In an instant the energies that encircled reality burst with creative force, though no true innovation. From the Bright One’s creation, it drew and expanded a massive grassland to cover the wastes and push away the dust with blades of grass. From the Stone One’s creation, it drew from the ground itself – the fresh grassland rippled and cracked as the very ground shifted violently, raising sheer cliffs in places and merely raising hills in others. Two cliffs twisted on their side and grew tall and mighty, piercing into the sky in imitation of the Anchor’s peaks: though neither nearly as tall. From the Vegetation One it took trees, distributed in dense pine and leaf forests wherever they could take root.

Finally, it drew from the Water one, and from within the new peak of the southern mountain rippled a source of water, pushing through the rock with massive force, splitting open both an entrance to a cave within and creating a tall waterfall. A new spring deep within the rock would supply fresh water. The water fell free and began to pool, and slowly began to cascade over the uneven land. It filled into a small lake beneath the mountain, then slowly meandered towards the faraway ocean.
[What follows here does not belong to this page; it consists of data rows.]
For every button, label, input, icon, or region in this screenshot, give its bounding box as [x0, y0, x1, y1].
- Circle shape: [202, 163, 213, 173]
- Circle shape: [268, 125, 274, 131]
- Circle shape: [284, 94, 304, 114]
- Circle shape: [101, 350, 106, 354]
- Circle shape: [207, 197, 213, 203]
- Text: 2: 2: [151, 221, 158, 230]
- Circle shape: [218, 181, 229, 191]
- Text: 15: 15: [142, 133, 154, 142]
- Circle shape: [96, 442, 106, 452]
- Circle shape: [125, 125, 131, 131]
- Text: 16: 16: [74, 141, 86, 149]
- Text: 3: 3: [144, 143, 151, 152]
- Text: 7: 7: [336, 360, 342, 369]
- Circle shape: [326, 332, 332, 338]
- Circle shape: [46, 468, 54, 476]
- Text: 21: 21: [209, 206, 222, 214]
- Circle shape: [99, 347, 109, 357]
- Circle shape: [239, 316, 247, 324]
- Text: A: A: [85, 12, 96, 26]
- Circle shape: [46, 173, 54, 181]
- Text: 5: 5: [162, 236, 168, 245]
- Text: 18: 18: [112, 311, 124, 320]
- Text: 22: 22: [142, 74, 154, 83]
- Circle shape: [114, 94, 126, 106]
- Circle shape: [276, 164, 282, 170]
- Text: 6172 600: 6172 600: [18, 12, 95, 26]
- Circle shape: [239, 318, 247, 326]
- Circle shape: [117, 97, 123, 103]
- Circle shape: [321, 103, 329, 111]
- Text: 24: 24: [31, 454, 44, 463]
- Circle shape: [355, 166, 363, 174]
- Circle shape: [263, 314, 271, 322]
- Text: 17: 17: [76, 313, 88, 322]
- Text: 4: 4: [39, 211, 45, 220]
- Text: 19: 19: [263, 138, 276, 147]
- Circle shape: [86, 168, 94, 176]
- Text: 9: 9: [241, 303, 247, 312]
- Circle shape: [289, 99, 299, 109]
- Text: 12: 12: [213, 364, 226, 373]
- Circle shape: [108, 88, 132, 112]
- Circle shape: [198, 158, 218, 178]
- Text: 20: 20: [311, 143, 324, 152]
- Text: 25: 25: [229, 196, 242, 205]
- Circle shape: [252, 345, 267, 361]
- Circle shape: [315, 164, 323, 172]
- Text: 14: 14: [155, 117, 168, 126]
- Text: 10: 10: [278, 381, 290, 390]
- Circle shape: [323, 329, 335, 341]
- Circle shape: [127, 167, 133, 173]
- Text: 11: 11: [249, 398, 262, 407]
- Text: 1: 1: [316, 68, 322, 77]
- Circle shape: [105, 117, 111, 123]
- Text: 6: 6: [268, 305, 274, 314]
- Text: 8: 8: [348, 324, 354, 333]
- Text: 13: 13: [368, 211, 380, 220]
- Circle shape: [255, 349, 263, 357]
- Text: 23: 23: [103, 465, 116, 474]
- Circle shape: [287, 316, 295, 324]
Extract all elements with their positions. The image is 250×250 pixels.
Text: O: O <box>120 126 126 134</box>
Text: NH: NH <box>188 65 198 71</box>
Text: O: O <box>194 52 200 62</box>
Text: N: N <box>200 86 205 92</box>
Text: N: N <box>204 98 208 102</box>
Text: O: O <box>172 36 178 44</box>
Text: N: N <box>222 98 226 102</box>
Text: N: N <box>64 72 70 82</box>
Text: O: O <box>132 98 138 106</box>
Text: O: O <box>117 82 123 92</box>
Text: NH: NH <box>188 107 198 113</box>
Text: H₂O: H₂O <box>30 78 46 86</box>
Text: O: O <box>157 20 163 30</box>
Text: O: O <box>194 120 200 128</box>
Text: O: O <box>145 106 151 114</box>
The Lifeblood would not let it struggle and carved a small path when the water came to a standstill. The nascent river rushed forwards for hundreds of meters before being blocked once more. Once more the Lifeblood assisted, allowing the river to choose its own direction towards the ocean – with minimal aid to get it moving. So, the cycle continued until the considerable river snaked all the way from south to north, where it flowed out into the ocean in a large estuary. It was a wide river, given free berth over the landscape, and its path was broken up many a time by waterfalls. But it had reached its goal, and therefore so had the Lifeblood.

The landscape was finished, but beyond the roar of intermittent waterfalls, it was quiet. Empty. It required the interaction of breathing, moving creatures. Once more the Lifeblood drew from the creations of the other entities. It had seen the creation of the sea serpents and determined to copy the design. From the matter of creation countless meter-long serpents crawled out of the wood and stone nestled in the hillsides, speckled black and green and blue in various patterns. These predators would hunt with fang and crawl among the trees and waters. It borrowed the designs of other entities, replicating small mammals and insects to populate the woodlands.

Now the goal had truly been reached. The act of creation had been furthered. With that, the roiling focus of the Lifeblood moved on.